A contrario, avez-vous un exemple de héros d'anciennes séries TV souffrant de maladies mentales mis en scène de telle manière qu'il soit impossible d'éprouver de l'empathie pour le personnage ?

François Jost : Il ne souffre pas de maladie mentale, mais je citerais comme exemple John Ross (JR) Ewing, redoutable homme d'affaires et manipulateur sans scrupules de la série Dallas, qui est l'incarnation parfaite de ce que pouvait être un "vrai méchant" dans les anciennes séries TV : il est méchant dans toutes les sphères de sa vie (personnelle, professionnelle) et n'a aucune valeur morale. 

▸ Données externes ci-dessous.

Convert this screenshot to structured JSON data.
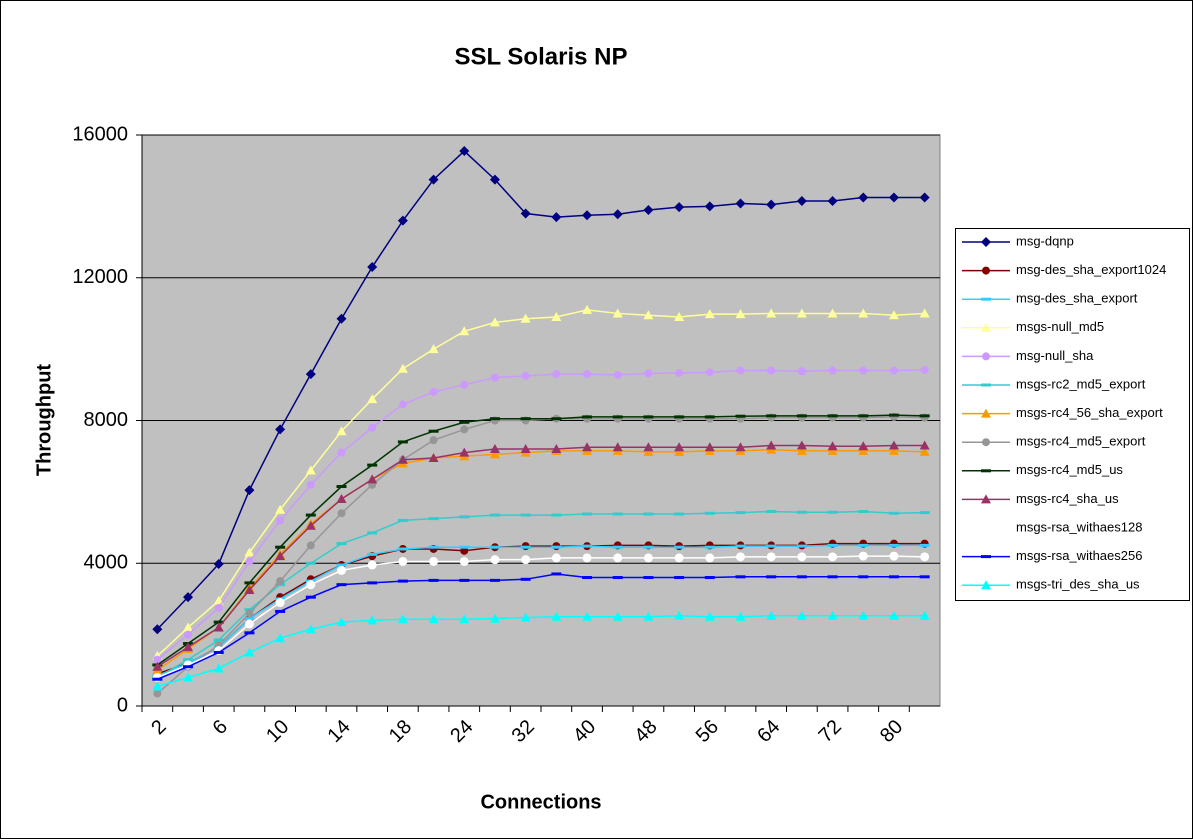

Je citerais également les autres personnages sociopathes que Dexter assassine. Comme le héros, ils souffrent de maladies mentales, mais les scénaristes les mettent en scène de manière à ce qu'ils ne suscitent aucune empathie chez le public. Pour ce faire, ils ne leur attribuent aucune valeur morale, en leur faisant assassiner la plupart du temps des membres de leur famille (la mère du tueur, la sœur...).